一通り、一条から聞いていた由弦は、快諾した。

ただ、

「条件があります」

と由弦は無表情で言った。

「今後は高柳ではなく、小田切としてやらせてほしい。小田切由弦、一人の人間として生きて行きたい」

そう弦一郎に訴えた。

弦一郎はすぐに返事が出来なかった。

「聞いてくれ由弦、私は、お前の母さんに、お前のことを幸せにしてやってくれと、頼まれたんだ。
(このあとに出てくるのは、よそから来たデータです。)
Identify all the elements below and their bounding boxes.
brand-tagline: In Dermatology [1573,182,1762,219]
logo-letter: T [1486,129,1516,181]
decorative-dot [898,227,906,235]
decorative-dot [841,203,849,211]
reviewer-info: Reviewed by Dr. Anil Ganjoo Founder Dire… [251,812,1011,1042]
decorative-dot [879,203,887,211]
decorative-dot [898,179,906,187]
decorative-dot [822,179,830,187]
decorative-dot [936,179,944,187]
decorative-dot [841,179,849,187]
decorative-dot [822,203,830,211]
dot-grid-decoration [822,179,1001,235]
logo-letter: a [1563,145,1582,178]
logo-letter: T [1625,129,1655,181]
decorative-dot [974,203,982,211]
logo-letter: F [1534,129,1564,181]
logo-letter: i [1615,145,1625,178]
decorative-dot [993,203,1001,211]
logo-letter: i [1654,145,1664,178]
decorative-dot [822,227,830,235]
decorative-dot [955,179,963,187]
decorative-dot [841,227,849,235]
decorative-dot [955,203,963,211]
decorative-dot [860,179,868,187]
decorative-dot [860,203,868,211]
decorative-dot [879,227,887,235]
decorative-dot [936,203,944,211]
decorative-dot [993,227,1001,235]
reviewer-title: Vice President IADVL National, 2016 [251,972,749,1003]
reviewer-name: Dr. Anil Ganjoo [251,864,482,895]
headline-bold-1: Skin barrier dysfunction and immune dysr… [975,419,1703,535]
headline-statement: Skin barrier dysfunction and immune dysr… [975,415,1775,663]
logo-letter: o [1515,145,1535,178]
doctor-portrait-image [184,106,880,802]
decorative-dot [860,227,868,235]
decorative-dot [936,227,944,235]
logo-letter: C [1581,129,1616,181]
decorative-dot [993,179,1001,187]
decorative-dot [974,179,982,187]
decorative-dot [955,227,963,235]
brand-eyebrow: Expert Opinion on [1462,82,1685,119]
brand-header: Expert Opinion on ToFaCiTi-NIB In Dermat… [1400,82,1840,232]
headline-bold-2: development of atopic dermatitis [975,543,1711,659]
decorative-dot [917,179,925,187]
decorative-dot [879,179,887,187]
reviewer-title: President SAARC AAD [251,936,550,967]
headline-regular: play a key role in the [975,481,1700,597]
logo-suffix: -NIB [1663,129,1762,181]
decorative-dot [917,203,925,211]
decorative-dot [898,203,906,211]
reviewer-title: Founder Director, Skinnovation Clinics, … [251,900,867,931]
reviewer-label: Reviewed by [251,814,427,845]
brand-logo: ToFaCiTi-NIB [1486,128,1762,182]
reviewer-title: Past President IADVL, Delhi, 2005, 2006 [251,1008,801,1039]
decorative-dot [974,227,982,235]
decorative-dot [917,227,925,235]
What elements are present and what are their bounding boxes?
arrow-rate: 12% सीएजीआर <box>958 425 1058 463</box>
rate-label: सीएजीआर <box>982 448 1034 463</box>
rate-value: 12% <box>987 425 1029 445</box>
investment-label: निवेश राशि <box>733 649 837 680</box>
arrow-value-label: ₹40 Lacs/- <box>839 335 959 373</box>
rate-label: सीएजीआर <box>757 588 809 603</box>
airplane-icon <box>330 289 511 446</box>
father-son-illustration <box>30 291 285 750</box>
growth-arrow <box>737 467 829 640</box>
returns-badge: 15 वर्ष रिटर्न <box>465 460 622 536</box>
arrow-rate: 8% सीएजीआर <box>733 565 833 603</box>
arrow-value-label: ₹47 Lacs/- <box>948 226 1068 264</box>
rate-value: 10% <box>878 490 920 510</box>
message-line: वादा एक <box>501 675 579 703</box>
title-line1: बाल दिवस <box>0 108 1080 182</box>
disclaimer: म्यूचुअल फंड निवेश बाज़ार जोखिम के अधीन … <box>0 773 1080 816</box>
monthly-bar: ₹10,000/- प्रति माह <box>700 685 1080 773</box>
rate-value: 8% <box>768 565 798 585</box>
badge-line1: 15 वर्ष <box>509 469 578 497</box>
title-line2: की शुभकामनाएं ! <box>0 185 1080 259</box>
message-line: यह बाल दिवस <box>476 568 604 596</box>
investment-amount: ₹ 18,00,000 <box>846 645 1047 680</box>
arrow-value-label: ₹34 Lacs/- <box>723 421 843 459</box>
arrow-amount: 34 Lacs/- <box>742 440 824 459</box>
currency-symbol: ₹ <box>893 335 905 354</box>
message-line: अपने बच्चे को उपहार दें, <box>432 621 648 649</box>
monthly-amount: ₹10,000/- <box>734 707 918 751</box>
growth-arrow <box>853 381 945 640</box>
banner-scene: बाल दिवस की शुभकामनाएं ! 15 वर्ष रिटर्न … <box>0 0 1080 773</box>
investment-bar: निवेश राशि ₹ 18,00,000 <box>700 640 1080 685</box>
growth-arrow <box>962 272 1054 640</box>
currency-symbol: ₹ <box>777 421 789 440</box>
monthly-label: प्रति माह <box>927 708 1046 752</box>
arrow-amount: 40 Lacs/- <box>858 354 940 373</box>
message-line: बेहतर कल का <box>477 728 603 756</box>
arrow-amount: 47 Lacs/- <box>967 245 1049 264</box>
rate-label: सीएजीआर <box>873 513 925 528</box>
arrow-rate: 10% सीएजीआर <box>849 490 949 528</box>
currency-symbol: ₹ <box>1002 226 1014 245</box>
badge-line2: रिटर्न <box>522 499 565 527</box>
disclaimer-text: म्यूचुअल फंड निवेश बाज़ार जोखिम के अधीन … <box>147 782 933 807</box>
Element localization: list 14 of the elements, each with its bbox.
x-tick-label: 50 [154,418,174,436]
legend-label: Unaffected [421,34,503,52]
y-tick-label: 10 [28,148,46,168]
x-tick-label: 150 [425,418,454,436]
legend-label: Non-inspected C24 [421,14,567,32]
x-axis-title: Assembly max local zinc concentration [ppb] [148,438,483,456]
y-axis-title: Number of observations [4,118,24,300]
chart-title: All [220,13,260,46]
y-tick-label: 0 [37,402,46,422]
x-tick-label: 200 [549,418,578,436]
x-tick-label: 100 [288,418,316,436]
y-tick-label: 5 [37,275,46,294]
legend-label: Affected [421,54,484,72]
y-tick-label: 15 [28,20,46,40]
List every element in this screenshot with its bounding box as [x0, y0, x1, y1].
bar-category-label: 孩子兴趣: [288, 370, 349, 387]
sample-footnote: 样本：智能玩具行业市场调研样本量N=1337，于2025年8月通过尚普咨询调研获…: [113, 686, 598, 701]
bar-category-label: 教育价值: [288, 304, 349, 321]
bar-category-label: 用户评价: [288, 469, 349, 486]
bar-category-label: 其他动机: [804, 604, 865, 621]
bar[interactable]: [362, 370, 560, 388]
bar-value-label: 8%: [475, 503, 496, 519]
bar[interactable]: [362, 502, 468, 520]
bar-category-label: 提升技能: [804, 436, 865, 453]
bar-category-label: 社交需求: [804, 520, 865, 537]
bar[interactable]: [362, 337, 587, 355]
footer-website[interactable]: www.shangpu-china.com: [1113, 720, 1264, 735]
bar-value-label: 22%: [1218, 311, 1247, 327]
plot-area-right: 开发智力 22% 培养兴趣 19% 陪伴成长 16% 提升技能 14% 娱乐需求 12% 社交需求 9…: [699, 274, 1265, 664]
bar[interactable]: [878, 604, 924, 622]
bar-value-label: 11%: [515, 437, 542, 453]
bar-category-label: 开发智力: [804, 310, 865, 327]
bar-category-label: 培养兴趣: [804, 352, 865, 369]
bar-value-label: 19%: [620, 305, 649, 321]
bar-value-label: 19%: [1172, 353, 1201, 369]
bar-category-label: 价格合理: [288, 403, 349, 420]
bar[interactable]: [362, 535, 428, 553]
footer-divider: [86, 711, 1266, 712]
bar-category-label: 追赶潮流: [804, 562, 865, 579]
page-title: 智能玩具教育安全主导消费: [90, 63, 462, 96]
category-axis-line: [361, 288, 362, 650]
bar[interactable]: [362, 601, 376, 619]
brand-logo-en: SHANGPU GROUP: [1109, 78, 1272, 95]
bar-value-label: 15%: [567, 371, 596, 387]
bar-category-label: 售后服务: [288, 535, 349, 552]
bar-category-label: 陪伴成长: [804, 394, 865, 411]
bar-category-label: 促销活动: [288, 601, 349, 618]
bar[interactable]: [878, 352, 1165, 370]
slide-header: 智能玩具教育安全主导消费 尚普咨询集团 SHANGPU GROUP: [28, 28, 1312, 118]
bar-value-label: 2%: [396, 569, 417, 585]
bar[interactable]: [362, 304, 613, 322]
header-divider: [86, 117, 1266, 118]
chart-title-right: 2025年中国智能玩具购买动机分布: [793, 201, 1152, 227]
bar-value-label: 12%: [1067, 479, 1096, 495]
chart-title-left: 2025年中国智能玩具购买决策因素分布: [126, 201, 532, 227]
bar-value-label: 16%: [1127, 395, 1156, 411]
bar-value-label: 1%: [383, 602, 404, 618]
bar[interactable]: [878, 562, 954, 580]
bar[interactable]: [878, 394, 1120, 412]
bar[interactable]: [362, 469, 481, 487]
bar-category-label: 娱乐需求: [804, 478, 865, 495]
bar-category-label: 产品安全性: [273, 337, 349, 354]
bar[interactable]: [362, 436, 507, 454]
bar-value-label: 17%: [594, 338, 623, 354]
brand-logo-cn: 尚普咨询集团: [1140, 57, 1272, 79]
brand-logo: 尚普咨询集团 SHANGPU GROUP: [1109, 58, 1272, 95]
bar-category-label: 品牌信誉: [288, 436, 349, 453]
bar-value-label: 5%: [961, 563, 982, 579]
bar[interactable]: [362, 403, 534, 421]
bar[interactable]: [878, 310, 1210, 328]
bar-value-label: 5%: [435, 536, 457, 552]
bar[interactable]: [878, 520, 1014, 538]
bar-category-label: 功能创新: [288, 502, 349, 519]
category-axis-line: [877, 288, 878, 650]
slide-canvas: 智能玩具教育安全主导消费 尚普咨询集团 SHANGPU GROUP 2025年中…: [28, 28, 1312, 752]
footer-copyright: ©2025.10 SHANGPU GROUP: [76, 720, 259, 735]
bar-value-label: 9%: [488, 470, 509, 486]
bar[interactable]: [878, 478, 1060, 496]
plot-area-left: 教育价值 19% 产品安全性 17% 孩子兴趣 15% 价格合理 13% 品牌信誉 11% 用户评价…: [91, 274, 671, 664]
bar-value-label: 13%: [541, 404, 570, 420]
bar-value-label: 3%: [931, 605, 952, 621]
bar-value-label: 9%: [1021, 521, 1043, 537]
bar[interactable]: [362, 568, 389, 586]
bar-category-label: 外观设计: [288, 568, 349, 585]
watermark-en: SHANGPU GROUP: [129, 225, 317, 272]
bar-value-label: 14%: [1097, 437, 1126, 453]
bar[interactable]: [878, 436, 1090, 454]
私はその責任をまだ果たせていない」

「なら、もう自由にしてください」

「……!!」

「オレを自由にしてくれたら、その責任も果たされると思います」

由弦は淡々と言った。

「由弦、本気で言っているのか?」

弦一郎が顔色を伺うように言った。

「はい」

みんなは、由弦の変わりように、言葉が出なかった。

「話はそこそこにして、せっかくのお食事が冷めてしまうわ?さぁ、由弦さん召し上がれ」

と雅羅が、その場の空気を変えようと、由弦の皿に取り分けてやった。

「母上、母親パワー発揮ですか?」と慶太は、空気が分からず相槌を入れた。

「オレの母親は、小田切琴乃、ただ一人ですから!お気遣いは無用です」

その言葉に、皆はまた気まずくなった。

いつもの由弦ならそんなことは言わない。

あまりの由弦の挑発的な発言に見兼ねて、

「高柳どうしたんだ?」一条も止めに入った。

由弦はナプキンで口を拭くと、

「いや?別に何も。あ、そうだ、遅くなりましたが、この度は、ご婚約おめでとうございます。どうか末永くお幸せに」

由弦は二人に向けて言った。

珉珠と慶太は返事に困った。

「それではこれで失礼させて頂きます」

軽く一礼して、その場を去ろうとした。

「由弦、待ちなさい!」と弦一郎が止めた。

「なんでしょう?あぁ、総合プロデュースの件、高柳の姓で最後に受けても構いませんよ。でもホントにそれが最後でお願いします。あとはもう放っておいてください。では」

弦一郎の話も聞かず出て行った。

「あいつ……」一条が呟いた。

珉珠は由弦のあとを追いかけた。